Hmm, what shall we call a public, open, and unencrypted ledger? I know, let's use the Greek word for “hidden”!

This history goes back to about the 1970s when digital signature algorithms were first discovered. It's really an amazing technique. Their discovery came about as researchers were trying to make nifty ways to hide information, using asymmetric key pairs. It turns out, the same technique allows for unforgeable digital signatures to work. Because these digital signatures rose out of cryptographic research, they are sometimes called “cryptographic signatures” and because bitcoin relies on them, well you know the rest. Let there be Cryptos.

In fact, the real breakthrough and utility of the block chains as we know them may be their open and public nature. For this reason, we should call these coins demos, using the Greek for public.

Don't like democoins? Well then, how about we just call them bitcoin? Litecoin is bitcoin. Dogecoin is bitcoin. Heck even bytecoin is bitcoin. Both of them!
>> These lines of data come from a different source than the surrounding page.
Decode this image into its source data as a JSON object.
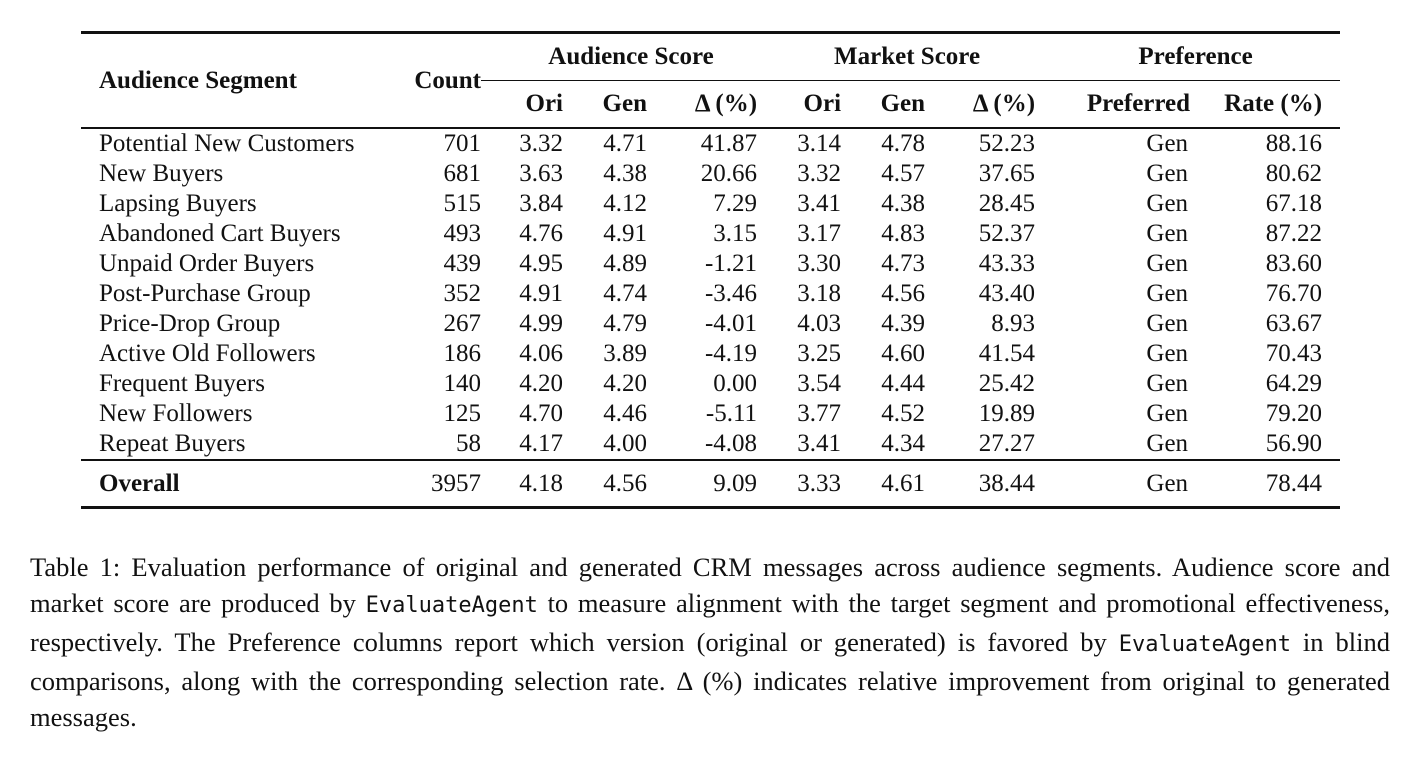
{
  "table": {
    "headers": {
      "segment": "Audience Segment",
      "count": "Count",
      "audience_group": "Audience Score",
      "market_group": "Market Score",
      "preference_group": "Preference",
      "ori": "Ori",
      "gen": "Gen",
      "delta": "Δ (%)",
      "preferred": "Preferred",
      "rate": "Rate (%)"
    },
    "rows": [
      {
        "segment": "Potential New Customers",
        "count": "701",
        "aud_ori": "3.32",
        "aud_gen": "4.71",
        "aud_delta": "41.87",
        "mkt_ori": "3.14",
        "mkt_gen": "4.78",
        "mkt_delta": "52.23",
        "preferred": "Gen",
        "rate": "88.16"
      },
      {
        "segment": "New Buyers",
        "count": "681",
        "aud_ori": "3.63",
        "aud_gen": "4.38",
        "aud_delta": "20.66",
        "mkt_ori": "3.32",
        "mkt_gen": "4.57",
        "mkt_delta": "37.65",
        "preferred": "Gen",
        "rate": "80.62"
      },
      {
        "segment": "Lapsing Buyers",
        "count": "515",
        "aud_ori": "3.84",
        "aud_gen": "4.12",
        "aud_delta": "7.29",
        "mkt_ori": "3.41",
        "mkt_gen": "4.38",
        "mkt_delta": "28.45",
        "preferred": "Gen",
        "rate": "67.18"
      },
      {
        "segment": "Abandoned Cart Buyers",
        "count": "493",
        "aud_ori": "4.76",
        "aud_gen": "4.91",
        "aud_delta": "3.15",
        "mkt_ori": "3.17",
        "mkt_gen": "4.83",
        "mkt_delta": "52.37",
        "preferred": "Gen",
        "rate": "87.22"
      },
      {
        "segment": "Unpaid Order Buyers",
        "count": "439",
        "aud_ori": "4.95",
        "aud_gen": "4.89",
        "aud_delta": "-1.21",
        "mkt_ori": "3.30",
        "mkt_gen": "4.73",
        "mkt_delta": "43.33",
        "preferred": "Gen",
        "rate": "83.60"
      },
      {
        "segment": "Post-Purchase Group",
        "count": "352",
        "aud_ori": "4.91",
        "aud_gen": "4.74",
        "aud_delta": "-3.46",
        "mkt_ori": "3.18",
        "mkt_gen": "4.56",
        "mkt_delta": "43.40",
        "preferred": "Gen",
        "rate": "76.70"
      },
      {
        "segment": "Price-Drop Group",
        "count": "267",
        "aud_ori": "4.99",
        "aud_gen": "4.79",
        "aud_delta": "-4.01",
        "mkt_ori": "4.03",
        "mkt_gen": "4.39",
        "mkt_delta": "8.93",
        "preferred": "Gen",
        "rate": "63.67"
      },
      {
        "segment": "Active Old Followers",
        "count": "186",
        "aud_ori": "4.06",
        "aud_gen": "3.89",
        "aud_delta": "-4.19",
        "mkt_ori": "3.25",
        "mkt_gen": "4.60",
        "mkt_delta": "41.54",
        "preferred": "Gen",
        "rate": "70.43"
      },
      {
        "segment": "Frequent Buyers",
        "count": "140",
        "aud_ori": "4.20",
        "aud_gen": "4.20",
        "aud_delta": "0.00",
        "mkt_ori": "3.54",
        "mkt_gen": "4.44",
        "mkt_delta": "25.42",
        "preferred": "Gen",
        "rate": "64.29"
      },
      {
        "segment": "New Followers",
        "count": "125",
        "aud_ori": "4.70",
        "aud_gen": "4.46",
        "aud_delta": "-5.11",
        "mkt_ori": "3.77",
        "mkt_gen": "4.52",
        "mkt_delta": "19.89",
        "preferred": "Gen",
        "rate": "79.20"
      },
      {
        "segment": "Repeat Buyers",
        "count": "58",
        "aud_ori": "4.17",
        "aud_gen": "4.00",
        "aud_delta": "-4.08",
        "mkt_ori": "3.41",
        "mkt_gen": "4.34",
        "mkt_delta": "27.27",
        "preferred": "Gen",
        "rate": "56.90"
      }
    ],
    "overall": {
      "segment": "Overall",
      "count": "3957",
      "aud_ori": "4.18",
      "aud_gen": "4.56",
      "aud_delta": "9.09",
      "mkt_ori": "3.33",
      "mkt_gen": "4.61",
      "mkt_delta": "38.44",
      "preferred": "Gen",
      "rate": "78.44"
    }
  },
  "caption": {
    "part1": "Table 1: Evaluation performance of original and generated CRM messages across audience segments. Audience score and market score are produced by ",
    "agent1": "EvaluateAgent",
    "part2": " to measure alignment with the target segment and promotional effectiveness, respectively. The Preference columns report which version (original or generated) is favored by ",
    "agent2": "EvaluateAgent",
    "part3": " in blind comparisons, along with the corresponding selection rate. Δ (%) indicates relative improvement from original to generated messages."
  }
}
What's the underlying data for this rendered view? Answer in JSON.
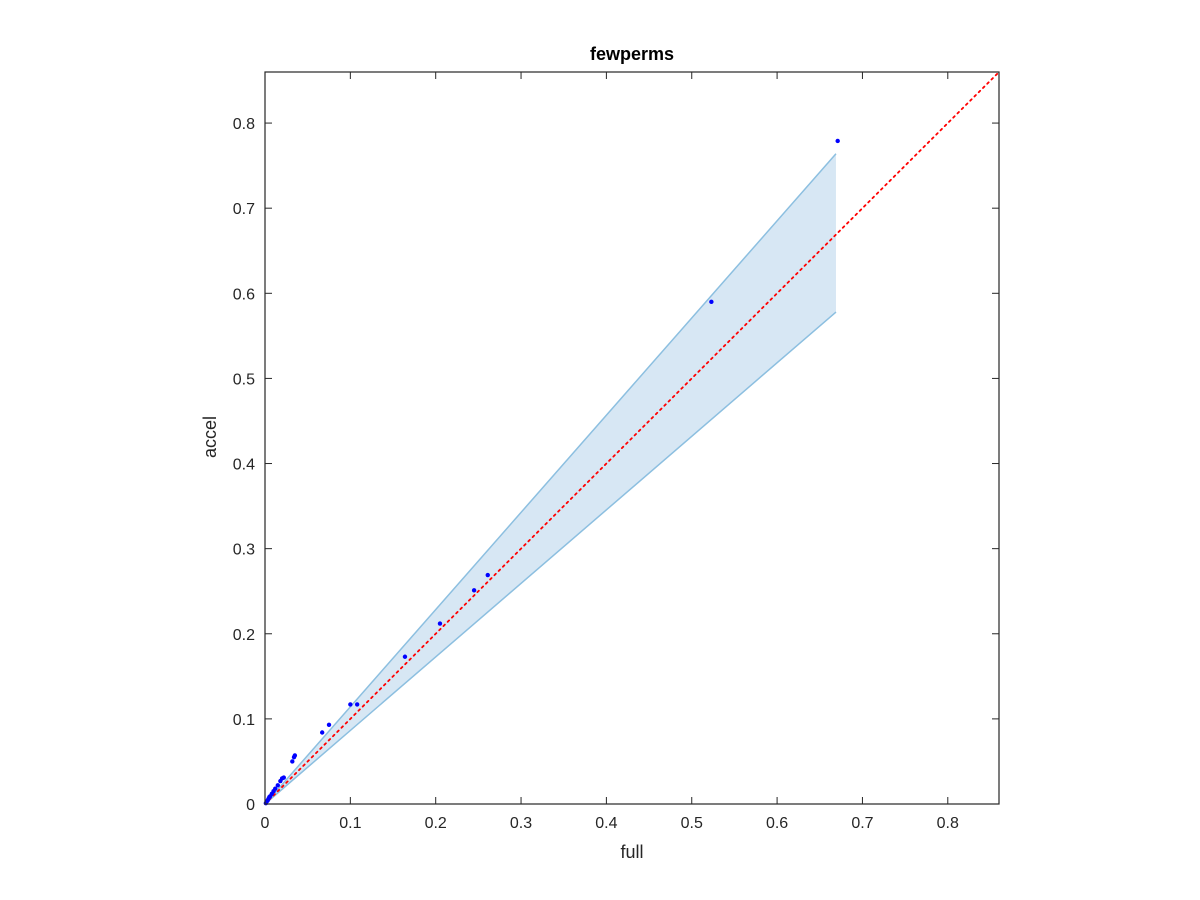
{
  "chart_data": {
    "type": "scatter",
    "title": "fewperms",
    "xlabel": "full",
    "ylabel": "accel",
    "xlim": [
      0,
      0.86
    ],
    "ylim": [
      0,
      0.86
    ],
    "xticks": [
      "0",
      "0.1",
      "0.2",
      "0.3",
      "0.4",
      "0.5",
      "0.6",
      "0.7",
      "0.8"
    ],
    "yticks": [
      "0",
      "0.1",
      "0.2",
      "0.3",
      "0.4",
      "0.5",
      "0.6",
      "0.7",
      "0.8"
    ],
    "grid": false,
    "series": [
      {
        "kind": "points",
        "color": "#0000ff",
        "x": [
          0.001,
          0.002,
          0.003,
          0.004,
          0.005,
          0.006,
          0.008,
          0.01,
          0.012,
          0.015,
          0.018,
          0.02,
          0.022,
          0.032,
          0.034,
          0.035,
          0.067,
          0.075,
          0.1,
          0.108,
          0.164,
          0.205,
          0.245,
          0.261,
          0.523,
          0.671
        ],
        "y": [
          0.001,
          0.003,
          0.004,
          0.006,
          0.008,
          0.009,
          0.012,
          0.015,
          0.018,
          0.022,
          0.027,
          0.03,
          0.031,
          0.05,
          0.055,
          0.057,
          0.084,
          0.093,
          0.117,
          0.117,
          0.173,
          0.212,
          0.251,
          0.269,
          0.59,
          0.779
        ]
      },
      {
        "kind": "reference-line",
        "color": "#ff0000",
        "style": "dotted",
        "x": [
          0,
          0.86
        ],
        "y": [
          0,
          0.86
        ]
      },
      {
        "kind": "band",
        "fill": "#d7e7f4",
        "stroke": "#8cbfe0",
        "x": [
          0,
          0.669
        ],
        "upper": [
          0,
          0.764
        ],
        "lower": [
          0,
          0.578
        ]
      }
    ]
  }
}
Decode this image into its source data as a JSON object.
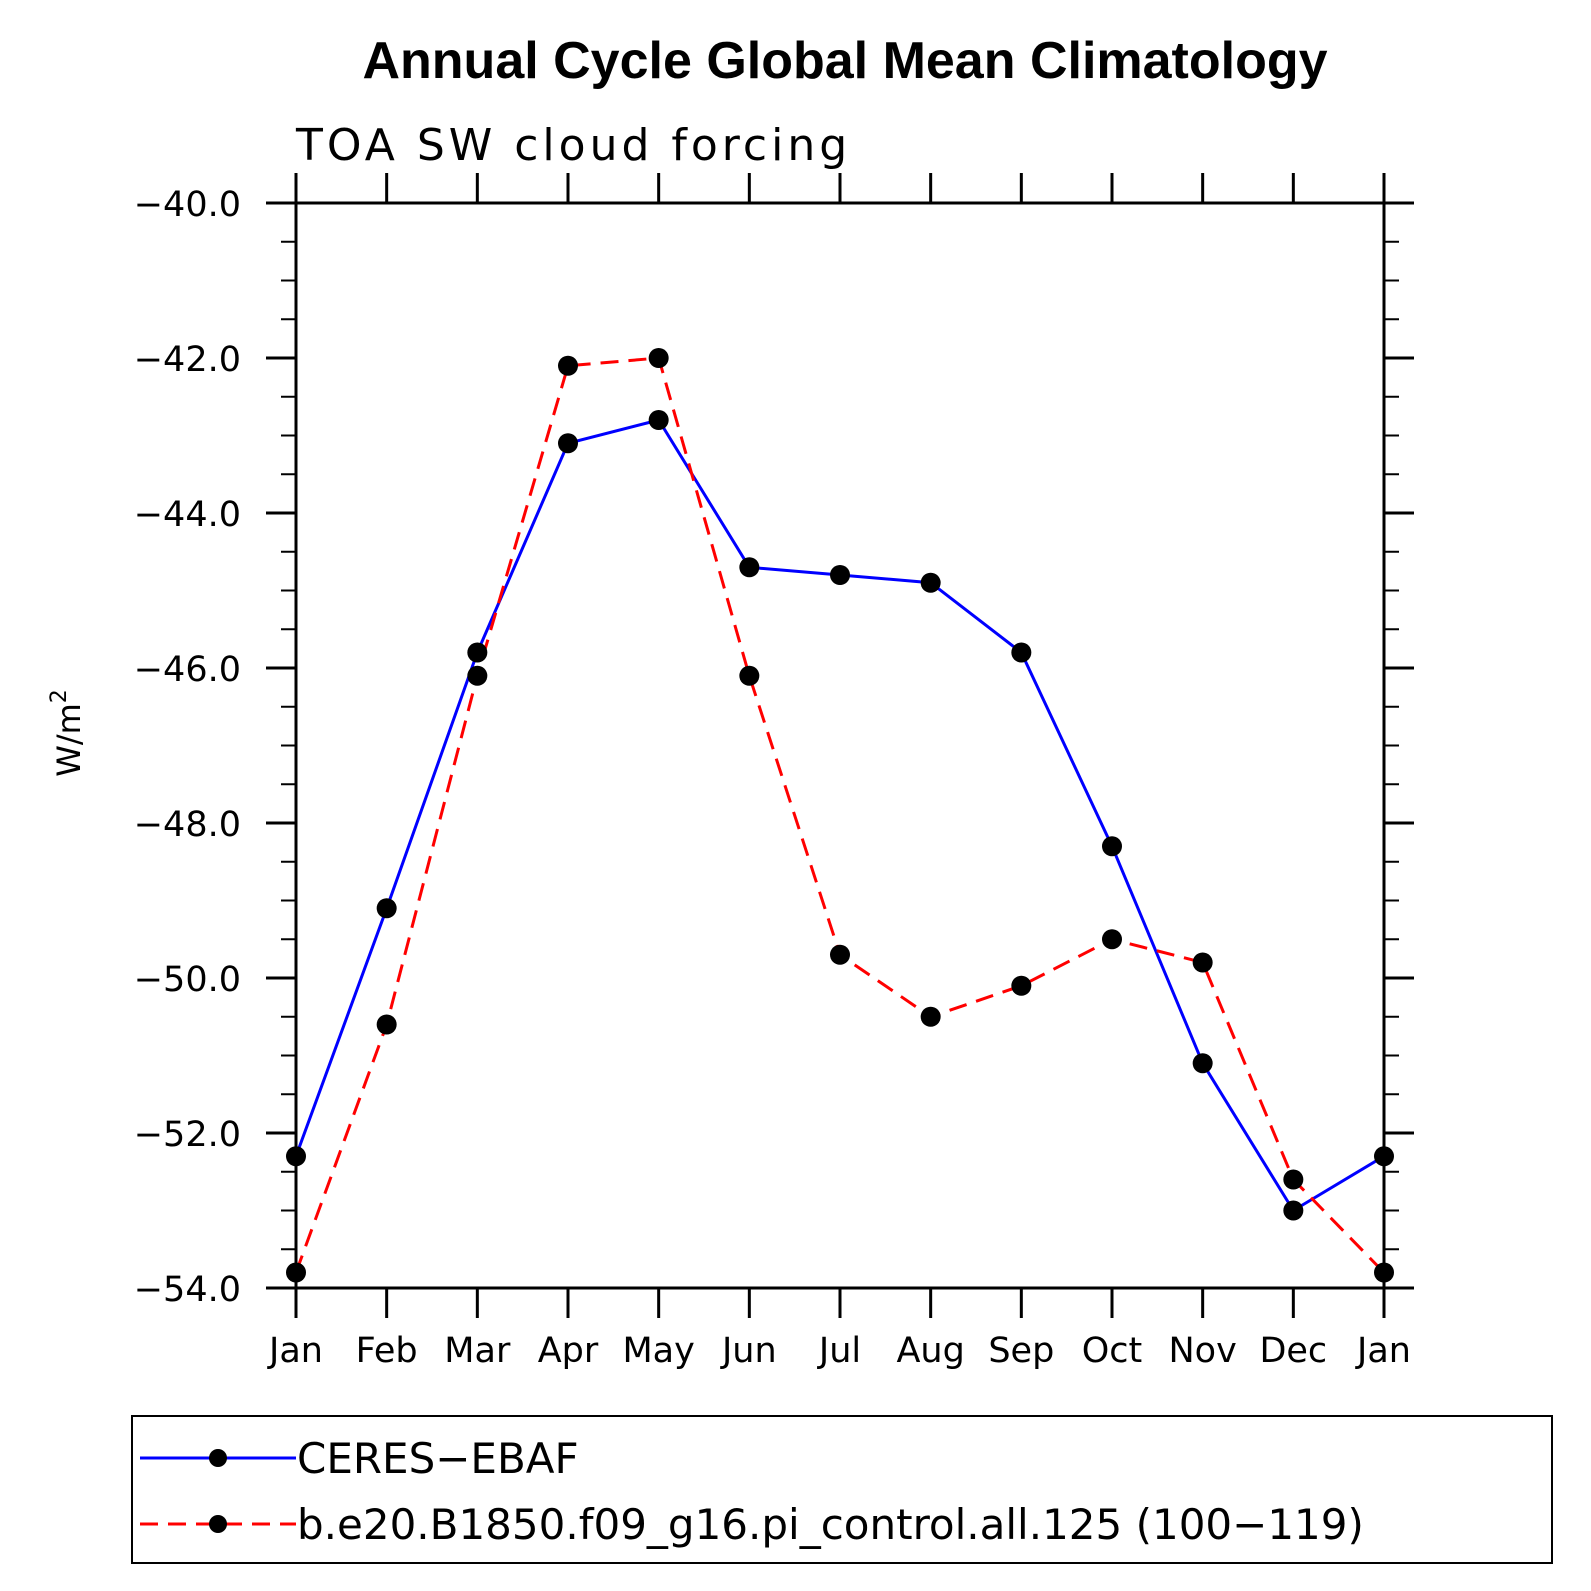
{
  "chart_data": {
    "type": "line",
    "title": "Annual Cycle Global Mean Climatology",
    "subtitle": "TOA SW cloud forcing",
    "ylabel": "W/m",
    "ylabel_superscript": "2",
    "ylim": [
      -54.0,
      -40.0
    ],
    "yticks": [
      -40.0,
      -42.0,
      -44.0,
      -46.0,
      -48.0,
      -50.0,
      -52.0,
      -54.0
    ],
    "ytick_labels": [
      "−40.0",
      "−42.0",
      "−44.0",
      "−46.0",
      "−48.0",
      "−50.0",
      "−52.0",
      "−54.0"
    ],
    "categories": [
      "Jan",
      "Feb",
      "Mar",
      "Apr",
      "May",
      "Jun",
      "Jul",
      "Aug",
      "Sep",
      "Oct",
      "Nov",
      "Dec",
      "Jan"
    ],
    "series": [
      {
        "name": "CERES−EBAF",
        "color": "#0000ff",
        "dash": "solid",
        "values": [
          -52.3,
          -49.1,
          -45.8,
          -43.1,
          -42.8,
          -44.7,
          -44.8,
          -44.9,
          -45.8,
          -48.3,
          -51.1,
          -53.0,
          -52.3
        ]
      },
      {
        "name": "b.e20.B1850.f09_g16.pi_control.all.125 (100−119)",
        "color": "#ff0000",
        "dash": "dashed",
        "values": [
          -53.8,
          -50.6,
          -46.1,
          -42.1,
          -42.0,
          -46.1,
          -49.7,
          -50.5,
          -50.1,
          -49.5,
          -49.8,
          -52.6,
          -53.8
        ]
      }
    ],
    "legend_position": "bottom",
    "marker_color": "#000000"
  }
}
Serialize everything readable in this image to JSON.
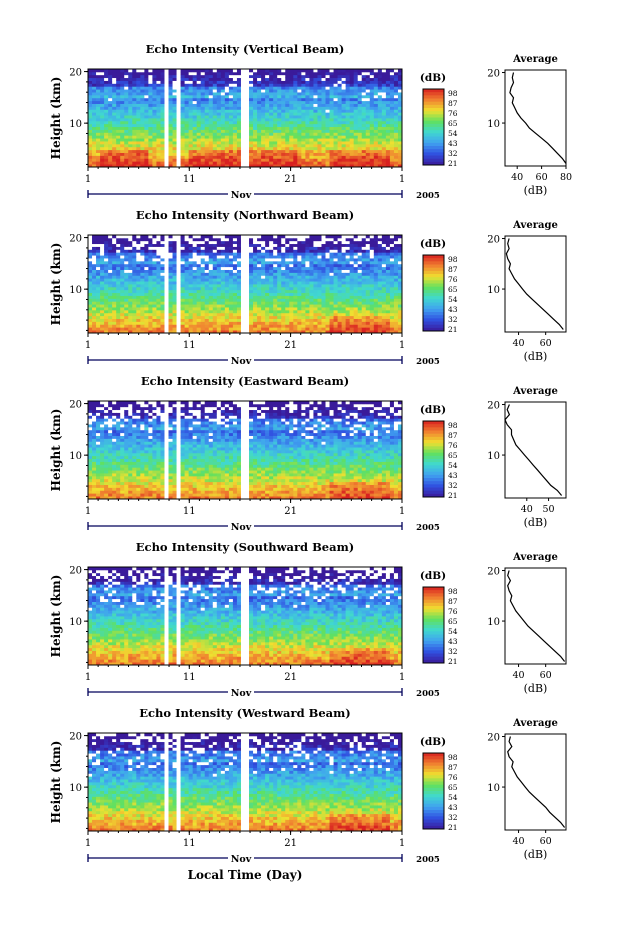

After all, can't I google something with bing? I know that shareholders, diehards, and copyright lawyers will try to argue but all I can really do is offer you a kleenex.

Of course when it comes to getting paid you had better make sure you have coke classic or BTC, at least if you are accepting stock certificates or block chain assets for your services.

  1. Kryptocurrency

Last week we talked about how Cryptos are really Demos. This week we will talk about kryptocryptos.

Or: “Yo dog I heard you liked cryptos so I encrypted yo cryptos so you can krypto while you crypto.”

So it turns out that not everybody wants their transactions, balances, and history of everything they spend public and easily accessible to any and all life forms. People want various degrees of pseudonymity, anonymity, and deniability. We're not just talking about encrypting our private keys here, we are talking about masking payments to avoid others seeing what we are doing. Keeping personal balances. Not reusing addresses. That kind of thing.

People who are interested in this kind of thing (lets call it kryptocurrency) basically fall into two camps:

  1. We can do our krypto on top of the open bitcoin networks
  2. We need more cryptography than the BTC network provides.

Of course as usual both camps are right. But we'll get to that.

The first choice has mostly been one of necessity. Mixing services have seen heavy use as people try to make it harder to trace coin motions. Now we have coinjoin being used regularly as a sort of mixer. In addition there are stealth addresses we can use to keep addresses hidden. And of course we can encrypt all our communication as we set up the deals.

For some people that isn't good enough. After all, cryptography offers a ton of amazing options that could give us all kinds of great anonymity that democurrency (that's bitcoin remember) just doesn't have out of the box. Enter Camp two members: zerocoin, darkcoin, bytecoin + friends.

Oh yeah, I said I was gonna come back to bytecoin?  Well if you want to hear my opinion about cryptonote you'll have to ask me in person because this post is over.